5.     Campaigns matter

The chairman of Fine Gael’s National Executive Gerry O’Connell tweeted after the exit poll was released that “If the Tories blow this tonight it'll make Keep the Recovery Going look like John Kennedy's New Frontier”.

Theresa May had essentially a two-pronged approach to her election strategy. She offered something “strong and stable” while Jeremy Corbyn could create a “coalition of chaos”.

And it was suppose to be all about Brexit. It was a serious misjudgement. UK voters already showed a penchant for chaos when they voted for Brexit 12 months ago, and it appears Mrs May hadn’t factored in a bite back from the ‘Remainers’.  Then there is the problem that setting the narrative of an election campaign is never as easy as an incumbent might hope. A major debate on security was never part of the plan but the terrorist attacks put in on the agenda.

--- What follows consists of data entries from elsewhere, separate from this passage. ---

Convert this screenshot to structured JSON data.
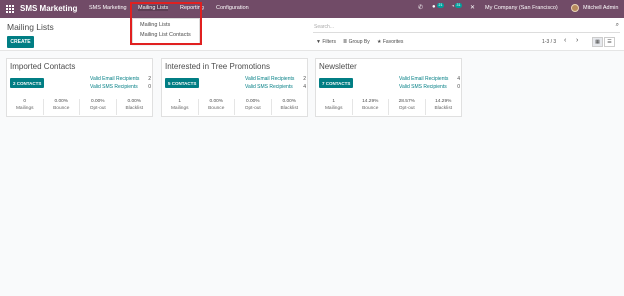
{
  "topbar": {
    "app_name": "SMS Marketing",
    "menus": [
      "SMS Marketing",
      "Mailing Lists",
      "Reporting",
      "Configuration"
    ],
    "messages_badge": "21",
    "activities_badge": "31",
    "company": "My Company (San Francisco)",
    "user": "Mitchell Admin"
  },
  "dropdown": {
    "items": [
      "Mailing Lists",
      "Mailing List Contacts"
    ]
  },
  "control": {
    "title": "Mailing Lists",
    "create_label": "CREATE",
    "search_placeholder": "Search...",
    "filters_label": "Filters",
    "groupby_label": "Group By",
    "favorites_label": "Favorites",
    "pager": "1-3 / 3"
  },
  "cards": [
    {
      "title": "Imported Contacts",
      "contacts_label": "2 CONTACTS",
      "valid_email_label": "Valid Email Recipients",
      "valid_email": "2",
      "valid_sms_label": "Valid SMS Recipients",
      "valid_sms": "0",
      "stats": [
        {
          "value": "0",
          "label": "Mailings"
        },
        {
          "value": "0.00%",
          "label": "Bounce"
        },
        {
          "value": "0.00%",
          "label": "Opt-out"
        },
        {
          "value": "0.00%",
          "label": "Blacklist"
        }
      ]
    },
    {
      "title": "Interested in Tree Promotions",
      "contacts_label": "5 CONTACTS",
      "valid_email_label": "Valid Email Recipients",
      "valid_email": "2",
      "valid_sms_label": "Valid SMS Recipients",
      "valid_sms": "4",
      "stats": [
        {
          "value": "1",
          "label": "Mailings"
        },
        {
          "value": "0.00%",
          "label": "Bounce"
        },
        {
          "value": "0.00%",
          "label": "Opt-out"
        },
        {
          "value": "0.00%",
          "label": "Blacklist"
        }
      ]
    },
    {
      "title": "Newsletter",
      "contacts_label": "7 CONTACTS",
      "valid_email_label": "Valid Email Recipients",
      "valid_email": "4",
      "valid_sms_label": "Valid SMS Recipients",
      "valid_sms": "0",
      "stats": [
        {
          "value": "1",
          "label": "Mailings"
        },
        {
          "value": "14.29%",
          "label": "Bounce"
        },
        {
          "value": "28.57%",
          "label": "Opt-out"
        },
        {
          "value": "14.29%",
          "label": "Blacklist"
        }
      ]
    }
  ],
  "colors": {
    "brand": "#714b67",
    "accent": "#017e84",
    "highlight": "#e02020"
  }
}
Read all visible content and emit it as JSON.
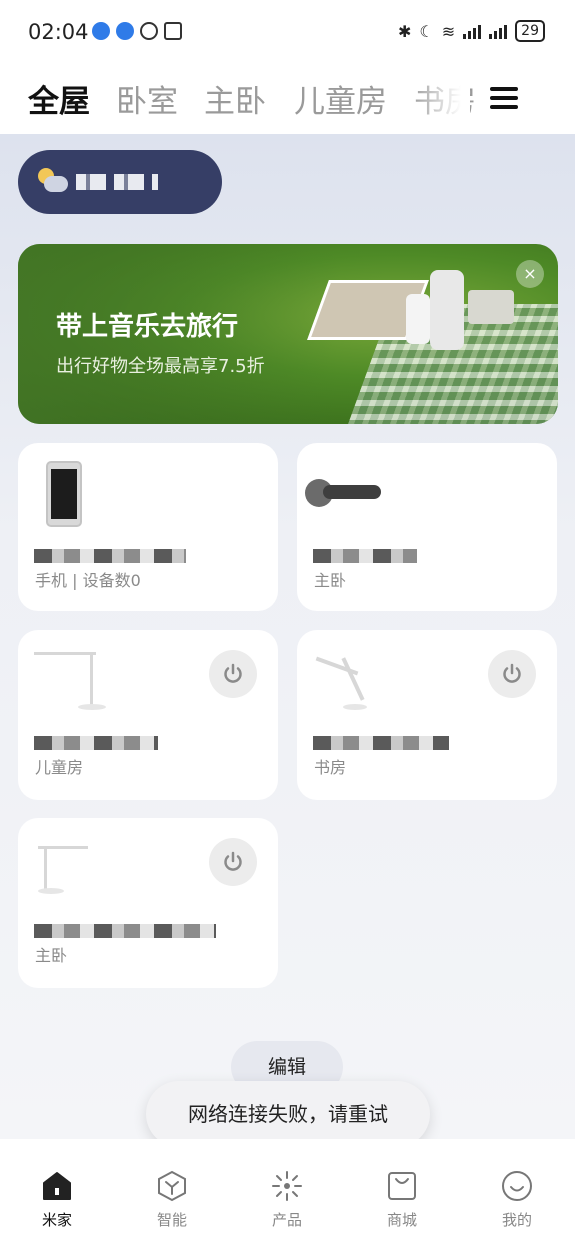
{
  "status_bar": {
    "time": "02:04",
    "battery": "29"
  },
  "tabs": [
    {
      "label": "全屋",
      "active": true
    },
    {
      "label": "卧室",
      "active": false
    },
    {
      "label": "主卧",
      "active": false
    },
    {
      "label": "儿童房",
      "active": false
    },
    {
      "label": "书房",
      "active": false
    }
  ],
  "banner": {
    "title": "带上音乐去旅行",
    "subtitle": "出行好物全场最高享7.5折",
    "close_icon": "×"
  },
  "devices": [
    {
      "room": "手机 | 设备数0",
      "icon": "phone-icon",
      "has_power": false
    },
    {
      "room": "主卧",
      "icon": "door-lock-icon",
      "has_power": false
    },
    {
      "room": "儿童房",
      "icon": "desk-lamp-icon",
      "has_power": true
    },
    {
      "room": "书房",
      "icon": "desk-lamp-icon",
      "has_power": true
    },
    {
      "room": "主卧",
      "icon": "desk-lamp-icon",
      "has_power": true
    }
  ],
  "edit_button": "编辑",
  "toast": "网络连接失败，请重试",
  "bottom_nav": [
    {
      "label": "米家",
      "icon": "home-icon",
      "active": true
    },
    {
      "label": "智能",
      "icon": "smart-icon",
      "active": false
    },
    {
      "label": "产品",
      "icon": "product-icon",
      "active": false
    },
    {
      "label": "商城",
      "icon": "store-icon",
      "active": false
    },
    {
      "label": "我的",
      "icon": "profile-icon",
      "active": false
    }
  ],
  "colors": {
    "weather_pill": "#363e66",
    "banner_green": "#4e8a26",
    "power_button_bg": "#ececec"
  }
}
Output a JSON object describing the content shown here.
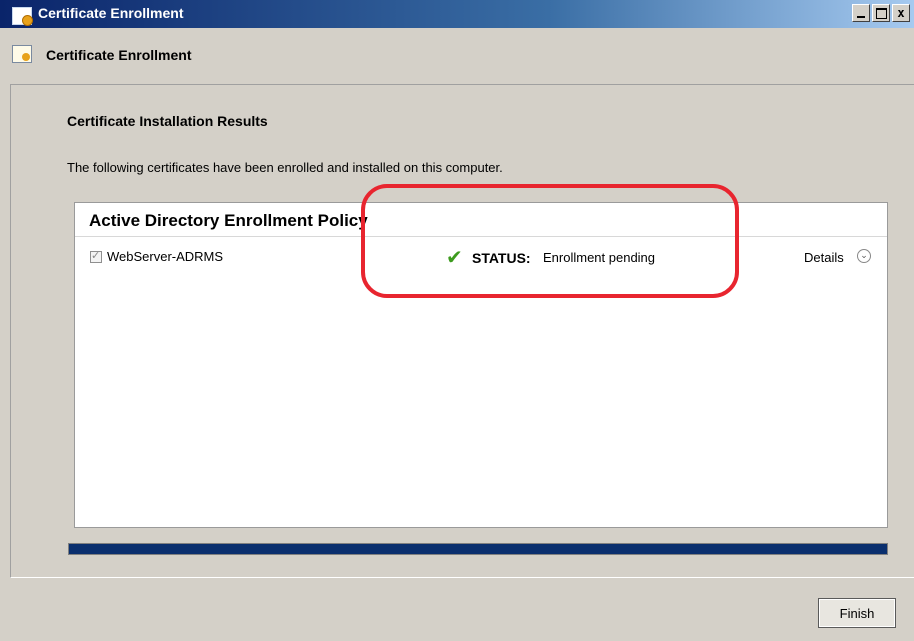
{
  "window": {
    "title": "Certificate Enrollment",
    "app_icon": "certificate-icon",
    "controls": [
      "minimize",
      "maximize",
      "close"
    ],
    "close_glyph": "x"
  },
  "header": {
    "title": "Certificate Enrollment",
    "icon": "certificate-icon"
  },
  "main": {
    "heading": "Certificate Installation Results",
    "intro": "The following certificates have been enrolled and installed on this computer.",
    "policy": {
      "title": "Active Directory Enrollment Policy",
      "certificates": [
        {
          "checked": true,
          "name": "WebServer-ADRMS",
          "status_label": "STATUS:",
          "status_value": "Enrollment pending",
          "status_icon": "checkmark-icon",
          "details_label": "Details",
          "details_icon": "chevron-down-circle-icon"
        }
      ]
    },
    "progress": 1.0,
    "annotation_color": "#e8252f"
  },
  "footer": {
    "finish_label": "Finish"
  }
}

Aside from anything refusing to debate your rival during the campaign is a seriously bad move that should ensure we get plenty of head to heads between Leo Varadkar and Micheál Martin when the time comes.

6.     Good for online shoppers, bad for exporters

With analysts fretting over a hung parliament the pound has fallen dramatically. In early trading it plunged to a seven-month low and by as much as 2.2pc against the Euro. At the moment £1stg is worth around €1.13.

This nosedive is good news for online shoppers who will be able to get some bargains. However, the uncertainty creates a major problem for Irish exporters who will be hammered when trying to sell their goods into the UK over the coming days.